Юра посмотрел на неё с недоумением:

– Ты не в духе? А вчера вроде…

– То, что было вчера, ничего не меняет.

– В смысле?

– Забыл? Я же люблю благотворительный секс, – недобро ухмыльнулась Маша. – Сплю с теми, кто меня убивает, и с теми, кто меня бесит. С тобой, например.

Улыбка на Юрином лице потухла, глаза стали жестокими, ледяными. Такого взгляда у бывшего друга Маша не видела никогда, но вдруг нутром ощутила, что он способен на всё с теми, кого посчитает врагом. Юра бросил небрежно, как плевок в лицо:

– Ты ещё пожалеешь.

Глядя, как он уходит со сцены, Маша подумала: «Можно меня поздравить. Мы стали врагами». Змейка пота скользнула по спине, а уголки глаз увлажнились от едкой обиды на всех вокруг, включая саму себя. Хотелось сделать что-то хуже: запустить Юре в спину планшетом, ударить его, завопить на весь концертный зал так, чтобы тучи взорвались дождём. Но её лицо лишь передёрнула гримаса, и Маша снова разбежалась по сцене и пролетела над ней в десятке высоких прыжков.

* * *

Долго ждать «ответного подарка» от Юры не пришлось. После обеда Жанна отозвала Машу в гримёрку и сказала:

– Александрова, разговор есть.

– Я слушаю, – напряглась Маша.

– Думаю, тебе не надо объяснять, что «Годдесс» – это коллектив. У нас, конечно, есть условные солисты, но их легко заменить, а если в коллективе раздрай и конфликты – зритель не получит то, за что платит деньги, – за ощущение счастья и праздника.

– Что вы хотите этим сказать?

– Сегодня ко мне подошёл Юра Григорян и заявил, что не будет работать с тобой в одной труппе. Никаким макаром. Готов уволиться, перейти из основного состава и прочее… А без его юмористических вставок весь концерт развалится, сама понимаешь.

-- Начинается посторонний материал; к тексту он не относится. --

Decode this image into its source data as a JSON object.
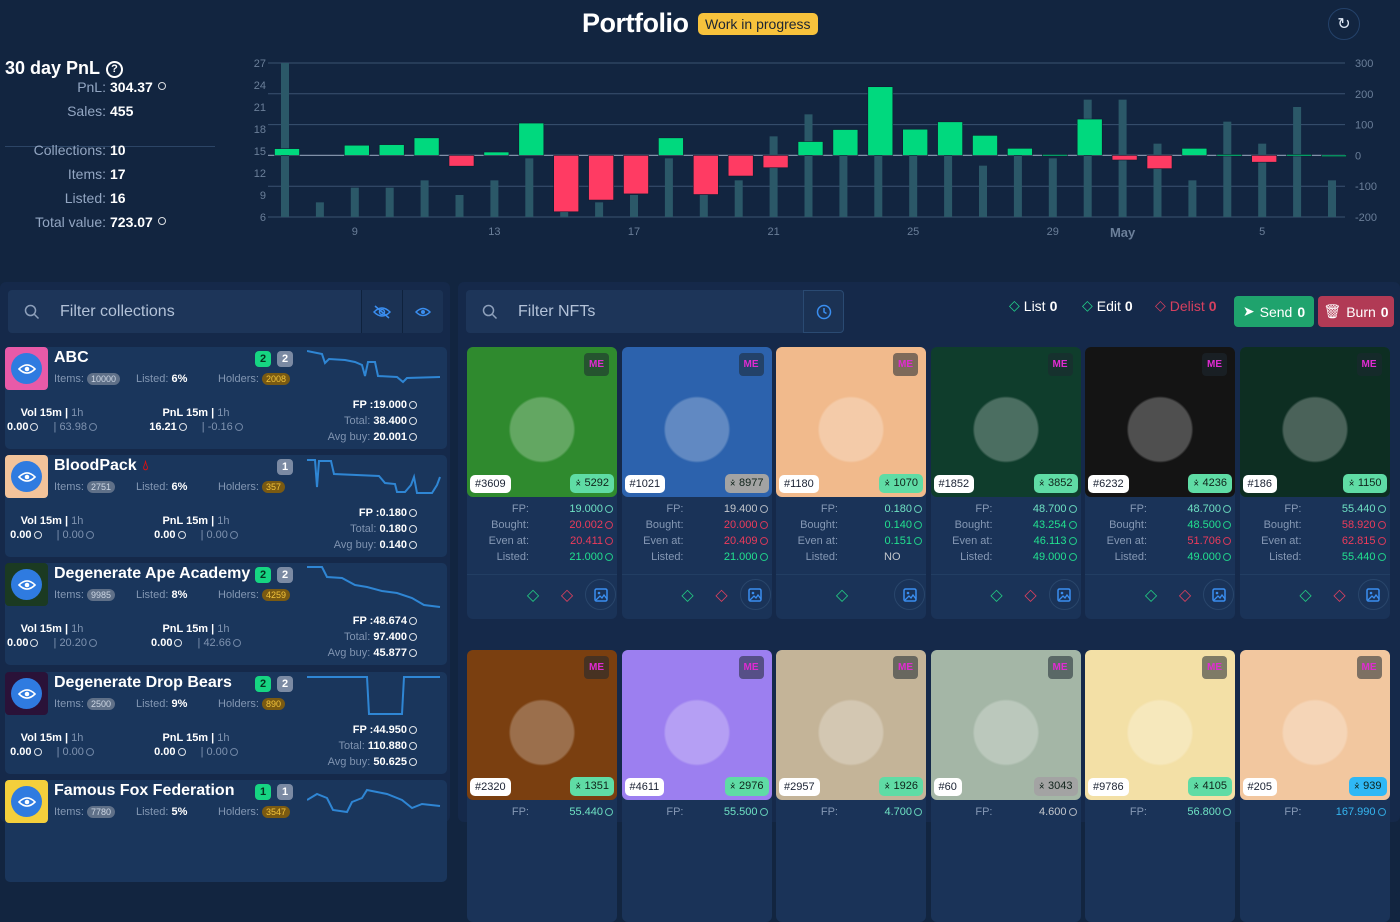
{
  "header": {
    "title": "Portfolio",
    "badge": "Work in progress",
    "refresh_icon": "refresh-icon"
  },
  "summary": {
    "heading": "30 day PnL",
    "stats": [
      {
        "label": "PnL:",
        "value": "304.37",
        "sol": true
      },
      {
        "label": "Sales:",
        "value": "455",
        "sol": false
      },
      {
        "label": "Collections:",
        "value": "10",
        "sol": false
      },
      {
        "label": "Items:",
        "value": "17",
        "sol": false
      },
      {
        "label": "Listed:",
        "value": "16",
        "sol": false
      },
      {
        "label": "Total value:",
        "value": "723.07",
        "sol": true
      }
    ]
  },
  "chart_data": {
    "type": "bar",
    "x": [
      "Apr 7",
      "Apr 8",
      "Apr 9",
      "Apr 10",
      "Apr 11",
      "Apr 12",
      "Apr 13",
      "Apr 14",
      "Apr 15",
      "Apr 16",
      "Apr 17",
      "Apr 18",
      "Apr 19",
      "Apr 20",
      "Apr 21",
      "Apr 22",
      "Apr 23",
      "Apr 24",
      "Apr 25",
      "Apr 26",
      "Apr 27",
      "Apr 28",
      "Apr 29",
      "Apr 30",
      "May 1",
      "May 2",
      "May 3",
      "May 4",
      "May 5",
      "May 6",
      "May 7"
    ],
    "x_tick_labels": [
      "9",
      "13",
      "17",
      "21",
      "25",
      "29",
      "May",
      "5"
    ],
    "series": [
      {
        "axis": "left",
        "color": "#2b5868",
        "values": [
          27,
          8,
          10,
          10,
          11,
          9,
          11,
          14,
          7,
          8,
          9,
          14,
          9,
          11,
          17,
          20,
          15,
          15,
          15,
          15,
          13,
          15,
          14,
          22,
          22,
          16,
          11,
          19,
          16,
          21,
          11
        ]
      },
      {
        "axis": "right",
        "positive_color": "#00d97e",
        "negative_color": "#ff3b63",
        "values": [
          22,
          0,
          33,
          35,
          57,
          -35,
          11,
          105,
          -183,
          -145,
          -125,
          57,
          -127,
          -67,
          -40,
          45,
          84,
          223,
          85,
          109,
          65,
          23,
          3,
          118,
          -15,
          -43,
          23,
          3,
          -22,
          3,
          1
        ]
      }
    ],
    "left_axis": {
      "ylim": [
        6,
        27
      ],
      "ticks": [
        "27",
        "24",
        "21",
        "18",
        "15",
        "12",
        "9",
        "6"
      ]
    },
    "right_axis": {
      "ylim": [
        -200,
        300
      ],
      "ticks": [
        "300",
        "200",
        "100",
        "0",
        "-100",
        "-200"
      ]
    },
    "grid": true
  },
  "collections_panel": {
    "filter_placeholder": "Filter collections",
    "items": [
      {
        "name": "ABC",
        "thumb": "#e85aa8",
        "flag": "",
        "badge_green": "2",
        "badge_grey": "2",
        "items": "10000",
        "listed": "6%",
        "holders": "2008",
        "vol_label": "Vol 15m",
        "pnl_label": "PnL 15m",
        "period": "1h",
        "vol_15m": "0.00",
        "vol_trend": "down",
        "vol_1h": "63.98",
        "pnl_15m": "16.21",
        "pnl_trend": "up",
        "pnl_1h": "-0.16",
        "fp": "FP :19.000",
        "total": "38.400",
        "avg_buy": "20.001"
      },
      {
        "name": "BloodPack",
        "thumb": "#f3c39a",
        "flag": "blood-drop",
        "badge_green": "",
        "badge_grey": "1",
        "items": "2751",
        "listed": "6%",
        "holders": "357",
        "vol_label": "Vol 15m",
        "pnl_label": "PnL 15m",
        "period": "1h",
        "vol_15m": "0.00",
        "vol_trend": "",
        "vol_1h": "0.00",
        "pnl_15m": "0.00",
        "pnl_trend": "",
        "pnl_1h": "0.00",
        "fp": "FP :0.180",
        "total": "0.180",
        "avg_buy": "0.140"
      },
      {
        "name": "Degenerate Ape Academy",
        "thumb": "#1b3a22",
        "flag": "",
        "badge_green": "2",
        "badge_grey": "2",
        "items": "9985",
        "listed": "8%",
        "holders": "4259",
        "vol_label": "Vol 15m",
        "pnl_label": "PnL 15m",
        "period": "1h",
        "vol_15m": "0.00",
        "vol_trend": "down",
        "vol_1h": "20.20",
        "pnl_15m": "0.00",
        "pnl_trend": "down",
        "pnl_1h": "42.66",
        "fp": "FP :48.674",
        "total": "97.400",
        "avg_buy": "45.877"
      },
      {
        "name": "Degenerate Drop Bears",
        "thumb": "#2a1238",
        "flag": "",
        "badge_green": "2",
        "badge_grey": "2",
        "items": "2500",
        "listed": "9%",
        "holders": "890",
        "vol_label": "Vol 15m",
        "pnl_label": "PnL 15m",
        "period": "1h",
        "vol_15m": "0.00",
        "vol_trend": "",
        "vol_1h": "0.00",
        "pnl_15m": "0.00",
        "pnl_trend": "",
        "pnl_1h": "0.00",
        "fp": "FP :44.950",
        "total": "110.880",
        "avg_buy": "50.625"
      },
      {
        "name": "Famous Fox Federation",
        "thumb": "#f4cf3c",
        "flag": "",
        "badge_green": "1",
        "badge_grey": "1",
        "items": "7780",
        "listed": "5%",
        "holders": "3547",
        "vol_label": "",
        "pnl_label": "",
        "period": "",
        "vol_15m": "",
        "vol_trend": "",
        "vol_1h": "",
        "pnl_15m": "",
        "pnl_trend": "",
        "pnl_1h": "",
        "fp": "",
        "total": "",
        "avg_buy": ""
      }
    ],
    "labels": {
      "items": "Items:",
      "listed": "Listed:",
      "holders": "Holders:",
      "total": "Total:",
      "avg_buy": "Avg buy:"
    }
  },
  "nfts_panel": {
    "filter_placeholder": "Filter NFTs",
    "actions": {
      "list": "List",
      "list_count": "0",
      "edit": "Edit",
      "edit_count": "0",
      "delist": "Delist",
      "delist_count": "0",
      "send": "Send",
      "send_count": "0",
      "burn": "Burn",
      "burn_count": "0"
    },
    "marketplace_badge": "ME",
    "labels": {
      "fp": "FP:",
      "bought": "Bought:",
      "even": "Even at:",
      "listed": "Listed:"
    },
    "colors": {
      "green": "#22e08f",
      "red": "#ee3b5b",
      "cyan": "#6fe3c4",
      "grey": "#c3c7cc",
      "blue": "#35b6f0",
      "rank_green": "#5fdca5",
      "rank_grey": "#a3a3a3",
      "rank_blue": "#2fb8f5"
    },
    "items": [
      {
        "id": "#3609",
        "rank": "5292",
        "rank_color": "rank_green",
        "img": "#2f8a2e",
        "fp": "19.000",
        "fp_c": "cyan",
        "bought": "20.002",
        "bought_c": "red",
        "even": "20.411",
        "even_c": "red",
        "listed": "21.000",
        "listed_c": "green",
        "delist": true
      },
      {
        "id": "#1021",
        "rank": "8977",
        "rank_color": "rank_grey",
        "img": "#2c62ad",
        "fp": "19.400",
        "fp_c": "grey",
        "bought": "20.000",
        "bought_c": "red",
        "even": "20.409",
        "even_c": "red",
        "listed": "21.000",
        "listed_c": "green",
        "delist": true
      },
      {
        "id": "#1180",
        "rank": "1070",
        "rank_color": "rank_green",
        "img": "#f1ba8c",
        "fp": "0.180",
        "fp_c": "cyan",
        "bought": "0.140",
        "bought_c": "green",
        "even": "0.151",
        "even_c": "green",
        "listed": "NO",
        "listed_c": "grey",
        "delist": false
      },
      {
        "id": "#1852",
        "rank": "3852",
        "rank_color": "rank_green",
        "img": "#0f3d2c",
        "fp": "48.700",
        "fp_c": "cyan",
        "bought": "43.254",
        "bought_c": "green",
        "even": "46.113",
        "even_c": "green",
        "listed": "49.000",
        "listed_c": "green",
        "delist": true
      },
      {
        "id": "#6232",
        "rank": "4236",
        "rank_color": "rank_green",
        "img": "#141414",
        "fp": "48.700",
        "fp_c": "cyan",
        "bought": "48.500",
        "bought_c": "green",
        "even": "51.706",
        "even_c": "red",
        "listed": "49.000",
        "listed_c": "green",
        "delist": true
      },
      {
        "id": "#186",
        "rank": "1150",
        "rank_color": "rank_green",
        "img": "#0d2e22",
        "fp": "55.440",
        "fp_c": "cyan",
        "bought": "58.920",
        "bought_c": "red",
        "even": "62.815",
        "even_c": "red",
        "listed": "55.440",
        "listed_c": "green",
        "delist": true
      },
      {
        "id": "#2320",
        "rank": "1351",
        "rank_color": "rank_green",
        "img": "#7a3f10",
        "fp": "55.440",
        "fp_c": "cyan"
      },
      {
        "id": "#4611",
        "rank": "2976",
        "rank_color": "rank_green",
        "img": "#9c7ff0",
        "fp": "55.500",
        "fp_c": "cyan"
      },
      {
        "id": "#2957",
        "rank": "1926",
        "rank_color": "rank_green",
        "img": "#c4b498",
        "fp": "4.700",
        "fp_c": "cyan"
      },
      {
        "id": "#60",
        "rank": "3043",
        "rank_color": "rank_grey",
        "img": "#a4b6a6",
        "fp": "4.600",
        "fp_c": "grey"
      },
      {
        "id": "#9786",
        "rank": "4105",
        "rank_color": "rank_green",
        "img": "#f3e0a6",
        "fp": "56.800",
        "fp_c": "cyan"
      },
      {
        "id": "#205",
        "rank": "939",
        "rank_color": "rank_blue",
        "img": "#f2c79f",
        "fp": "167.990",
        "fp_c": "blue"
      }
    ]
  }
}
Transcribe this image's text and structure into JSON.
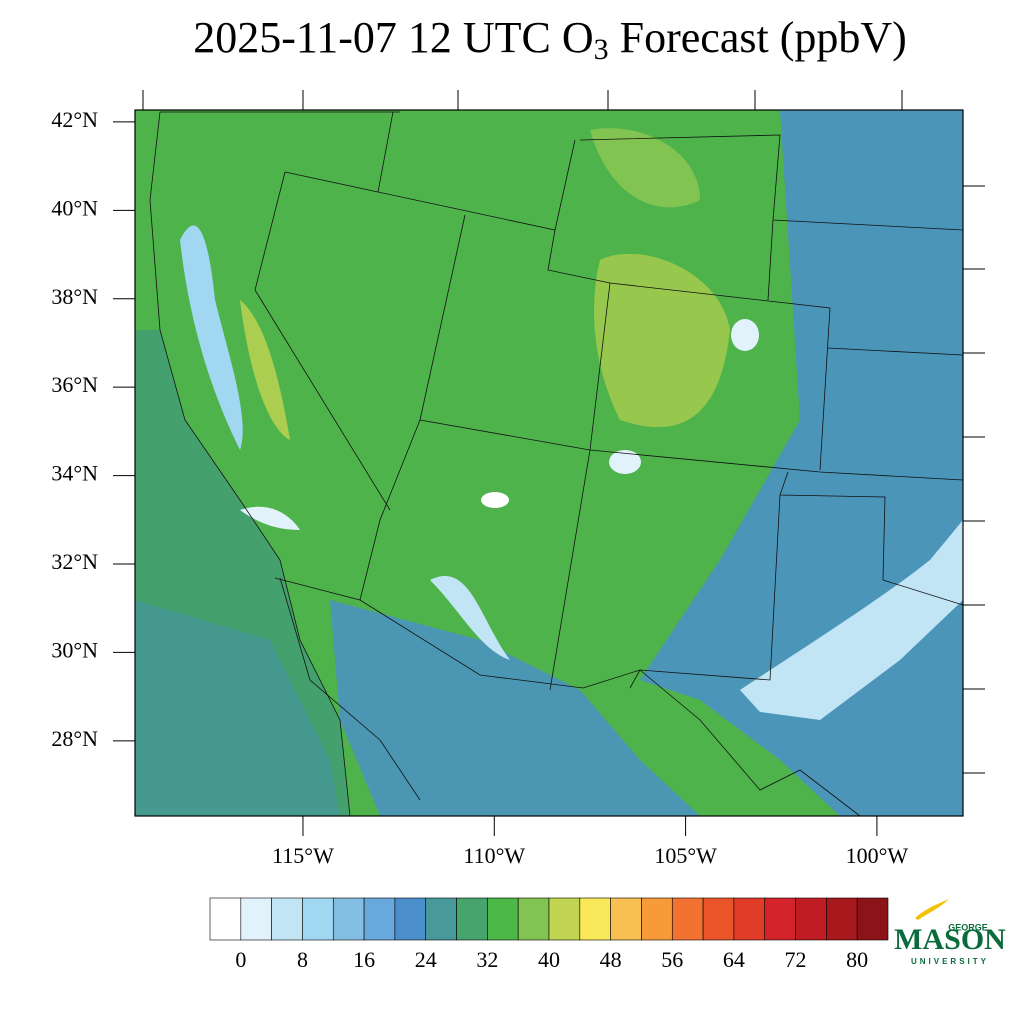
{
  "map": {
    "title": {
      "before": "2025-11-07 12 UTC O",
      "sub": "3",
      "after": " Forecast (ppbV)"
    },
    "latlim": [
      26.3,
      42.27
    ],
    "lonlim": [
      -119.39,
      -97.75
    ],
    "latticks": [
      {
        "value": 28,
        "label": "28°N"
      },
      {
        "value": 30,
        "label": "30°N"
      },
      {
        "value": 32,
        "label": "32°N"
      },
      {
        "value": 34,
        "label": "34°N"
      },
      {
        "value": 36,
        "label": "36°N"
      },
      {
        "value": 38,
        "label": "38°N"
      },
      {
        "value": 40,
        "label": "40°N"
      },
      {
        "value": 42,
        "label": "42°N"
      }
    ],
    "lonticks": [
      {
        "value": -115,
        "label": "115°W"
      },
      {
        "value": -110,
        "label": "110°W"
      },
      {
        "value": -105,
        "label": "105°W"
      },
      {
        "value": -100,
        "label": "100°W"
      }
    ],
    "colorbar": {
      "lim": [
        -4,
        84
      ],
      "ticks": [
        0,
        8,
        16,
        24,
        32,
        40,
        48,
        56,
        64,
        72,
        80
      ],
      "colors": [
        "#ffffff",
        "#e1f2fb",
        "#c2e5f6",
        "#a2d7f1",
        "#82bde2",
        "#67a9dc",
        "#4a8fcc",
        "#47999a",
        "#46a46c",
        "#4cb848",
        "#82c452",
        "#c2d552",
        "#f8e85a",
        "#f8c052",
        "#f79a3a",
        "#f27231",
        "#ea5429",
        "#e03c28",
        "#d4232a",
        "#c01c24",
        "#a8191e",
        "#8c1419"
      ]
    },
    "logo": {
      "top": "GEORGE",
      "main": "MASON",
      "bottom": "UNIVERSITY"
    }
  }
}
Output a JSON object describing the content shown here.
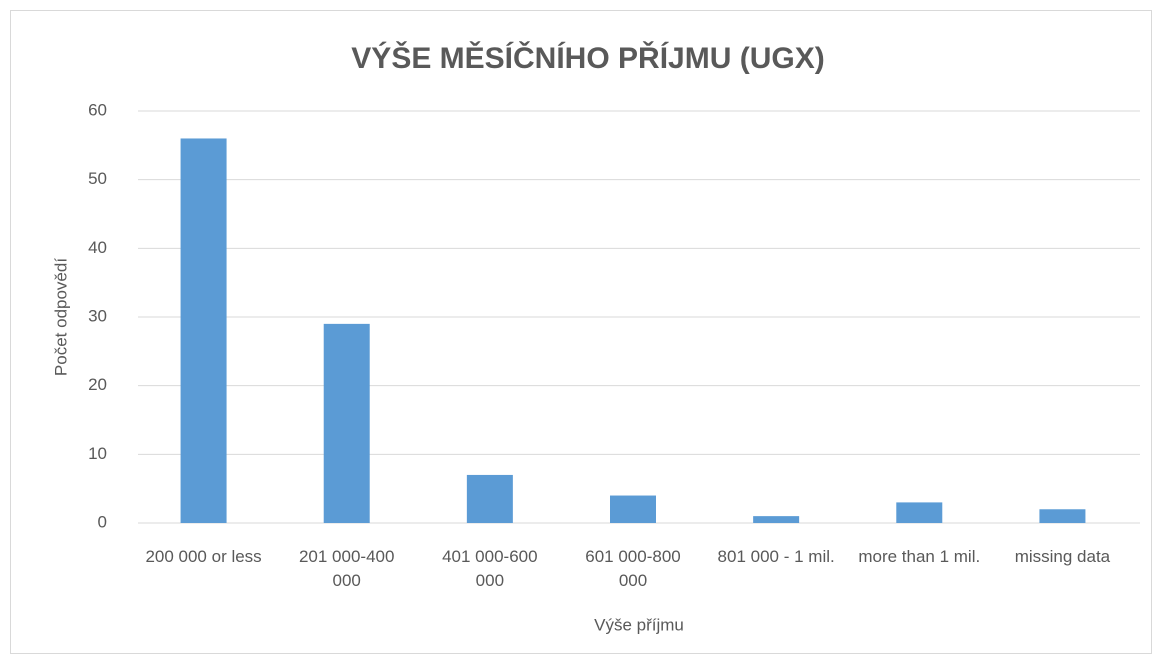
{
  "chart_data": {
    "type": "bar",
    "title": "VÝŠE MĚSÍČNÍHO PŘÍJMU (UGX)",
    "x_label": "Výše příjmu",
    "y_label": "Počet odpovědí",
    "categories": [
      "200 000  or less",
      "201 000-400 000",
      "401 000-600 000",
      "601 000-800 000",
      "801 000 - 1 mil.",
      "more than 1 mil.",
      "missing data"
    ],
    "values": [
      56,
      29,
      7,
      4,
      1,
      3,
      2
    ],
    "color": "#5b9bd5",
    "ylim": [
      0,
      60
    ],
    "yticks": [
      0,
      10,
      20,
      30,
      40,
      50,
      60
    ],
    "grid": true
  }
}
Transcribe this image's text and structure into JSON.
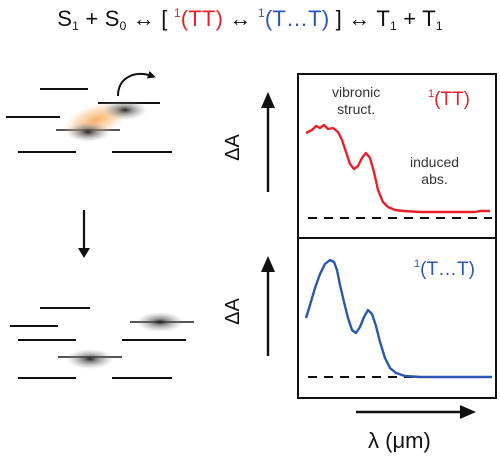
{
  "equation": {
    "s1": "S",
    "s1_sub": "1",
    "plus1": "+",
    "s0": "S",
    "s0_sub": "0",
    "arrow1": "↔",
    "bracket_open": "[",
    "tt_sup": "1",
    "tt": "(TT)",
    "arrow2": "↔",
    "tdt_sup": "1",
    "tdt": "(T…T)",
    "bracket_close": "]",
    "arrow3": "↔",
    "t1a": "T",
    "t1a_sub": "1",
    "plus2": "+",
    "t1b": "T",
    "t1b_sub": "1"
  },
  "top_panel": {
    "annotation_vibronic_line1": "vibronic",
    "annotation_vibronic_line2": "struct.",
    "annotation_induced_line1": "induced",
    "annotation_induced_line2": "abs.",
    "state_sup": "1",
    "state": "(TT)",
    "ylabel": "ΔA"
  },
  "bottom_panel": {
    "state_sup": "1",
    "state": "(T…T)",
    "ylabel": "ΔA"
  },
  "xlabel": "λ (μm)",
  "colors": {
    "tt": "#e8202a",
    "t_t": "#2a56b4",
    "glow": "#f5a04a"
  }
}
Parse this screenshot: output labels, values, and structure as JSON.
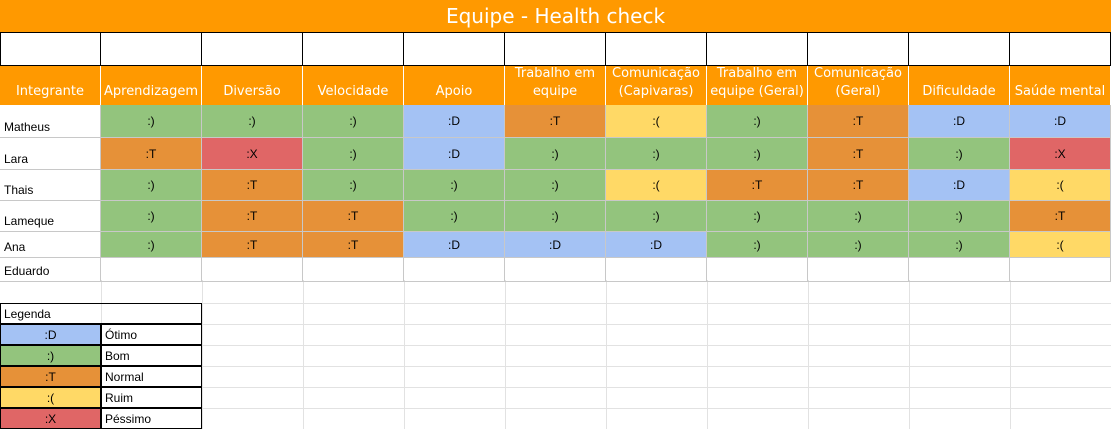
{
  "title": "Equipe - Health check",
  "headers": [
    "Integrante",
    "Aprendizagem",
    "Diversão",
    "Velocidade",
    "Apoio",
    "Trabalho em equipe",
    "Comunicação (Capivaras)",
    "Trabalho em equipe (Geral)",
    "Comunicação (Geral)",
    "Dificuldade",
    "Saúde mental"
  ],
  "rows": [
    {
      "name": "Matheus",
      "cells": [
        ":)",
        ":)",
        ":)",
        ":D",
        ":T",
        ":(",
        ":)",
        ":T",
        ":D",
        ":D"
      ]
    },
    {
      "name": "Lara",
      "cells": [
        ":T",
        ":X",
        ":)",
        ":D",
        ":)",
        ":)",
        ":)",
        ":T",
        ":)",
        ":X"
      ]
    },
    {
      "name": "Thais",
      "cells": [
        ":)",
        ":T",
        ":)",
        ":)",
        ":)",
        ":(",
        ":T",
        ":T",
        ":D",
        ":("
      ]
    },
    {
      "name": "Lameque",
      "cells": [
        ":)",
        ":T",
        ":T",
        ":)",
        ":)",
        ":)",
        ":)",
        ":)",
        ":)",
        ":T"
      ]
    },
    {
      "name": "Ana",
      "cells": [
        ":)",
        ":T",
        ":T",
        ":D",
        ":D",
        ":D",
        ":)",
        ":)",
        ":)",
        ":("
      ]
    },
    {
      "name": "Eduardo",
      "cells": [
        "",
        "",
        "",
        "",
        "",
        "",
        "",
        "",
        "",
        ""
      ]
    }
  ],
  "legend": {
    "title": "Legenda",
    "items": [
      {
        "symbol": ":D",
        "label": "Ótimo"
      },
      {
        "symbol": ":)",
        "label": "Bom"
      },
      {
        "symbol": ":T",
        "label": "Normal"
      },
      {
        "symbol": ":(",
        "label": "Ruim"
      },
      {
        "symbol": ":X",
        "label": "Péssimo"
      }
    ]
  },
  "colors": {
    "header": "#ff9900",
    ":D": "#a4c2f4",
    ":)": "#93c47d",
    ":T": "#e69138",
    ":(": "#ffd966",
    ":X": "#e06666"
  }
}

– Не понимаю, – упрямо ответила Маша.

– Либо ты наладишь отношения с Григоряном, либо после этих гастролей остаёшься в Москве. Так сказала Анна Валерьевна. – Жанна не шутила. – Поняла?

– Да.

Маша зашагала по коридору, чувствуя, что пол вот-вот уйдёт из-под ног. Навстречу шли незнакомые люди. Она обернулась. Жанна пальцами растянула уголки губ, напоминая об обязательной улыбке. Маша закрыла глаза, проклиная судьбу, Юру и условия договора. Внутри её всё дрожало, но, снова распахнув веки, Маша улыбалась. Почти натурально. Излучая счастье.

* * *

Остаток дня Маше казалось, что спиной, боковым зрением, всеми фибрами она чувствует пристально следящий, злой, выжидающий взгляд Юры.

«Не дождёшься!» – кипело в ней, и Маша хохотала с девчонками, кокетничала с ребятами из труппы, играя на публику на грани фола. Затаённый протест, как второе дыхание, придавал силы: на вечерних выступлениях Маша гнулась больше, прыгала выше и улыбалась так, будто только что выиграла миллион долларов. И наверное, поэтому зрители завалили её цветами как никогда и дольше других аплодировали Марии Александровой, отбивая ладони.

Только оставшись одна в номере поздно ночью, Маша стёрла вместе с макияжем фальшивую улыбку с лица. В окружении всевозможных букетов Маша сидела на пуфе у туалетного столика, не в силах пошевелиться. Её усталое, горящее от перенапряжения тело могло разлететься на части, если бы к нему кто-то сейчас прикоснулся. В дверь постучали. Мысленно взмолившись о том, чтобы это был не Юра, Маша открыла. Перед ней стояла Ника. Она протянула телефон и сказала:

– Тут тебе Катя звонит. На твой почему-то дозвониться не может…

– Я его потеряла, – промямлила Маша и взяла трубку. – Спасибо, потом занесу в твой номер. Ты же в двадцать первом?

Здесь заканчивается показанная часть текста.